Paging moves messages from Q1 (in-memory, front of queue) to the delta structure (on-disk spine). The delta record is:
-record(delta, {
start_seq_id, %% SeqId of first on-disk message
count, %% number of messages on disk
transient, %% count of transient (non-persistent) messages on disk
end_seq_id %% SeqId after last on-disk message
}).
On prefetch/delivery, messages are loaded from delta into Q3 (in-memory, loaded from disk, index-referenced) and eventually into Q4 (in-memory, ready for delivery).
Clean vs Dirty Shutdown Recovery #
On clean shutdown (broker gracefully stopped), VQ saves its state to a terms file:
%% Saved: next_seq_id, redeliver_seq_id, persistent message count, msg_store refs
On startup with a terms file (clean shutdown detected), the queue can skip full index replay and start quickly. On dirty recovery (crash), the queue must replay the entire index from disk, re-building the in-memory VQ state from segment files.
The rabbit_msg_store also distinguishes clean vs dirty shutdown: a clean shutdown marker file exists → trust saved index state. No marker → replay from scratch.
The rabbit_amqqueue_process Owner #
rabbit_variable_queue is not a process — it is a data structure updated by rabbit_amqqueue_process. Every VQ operation is a synchronous function call inside the queue process. This means:
- All VQ state changes are single-threaded (one queue process, one VQ state).
- High publish rates create a bottleneck at the queue process — all publishers to one queue serialize through one Erlang process.
- This is the fundamental throughput limit of classic queues under high concurrency.

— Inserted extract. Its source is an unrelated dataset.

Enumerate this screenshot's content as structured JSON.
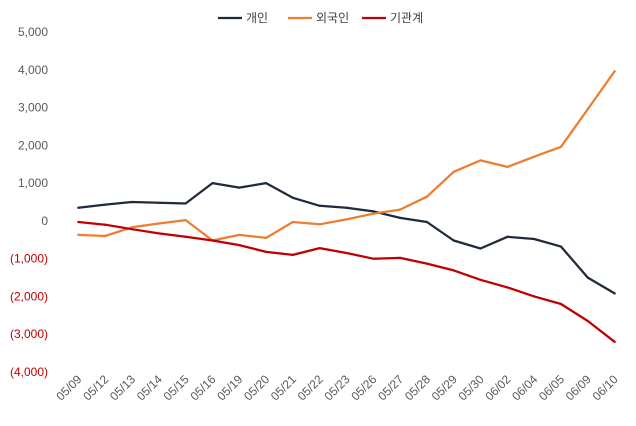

Quorum queues (next chapter) address this differently: Ra batches commands across multiple processes and applies them to the rabbit_fifo state machine.
Summary #
rabbit_variable_queue manages classic queue storage via a four-zone (Q1–Q4 + delta) ram/disk split. The queue index v2 stores per-queue message metadata in segment files. Small message bodies go to rabbit_classic_queue_store_v2 (per-queue); large bodies go to the shared rabbit_msg_store (per-vhost, reference-counted). Pending acks are tracked by seq_id in ram_pending_ack (full message in RAM) and disk_pending_ack (body on disk, reference only). Clean shutdown saves a terms file for fast restart; dirty recovery replays the full index. All VQ operations are single-threaded within rabbit_amqqueue_process.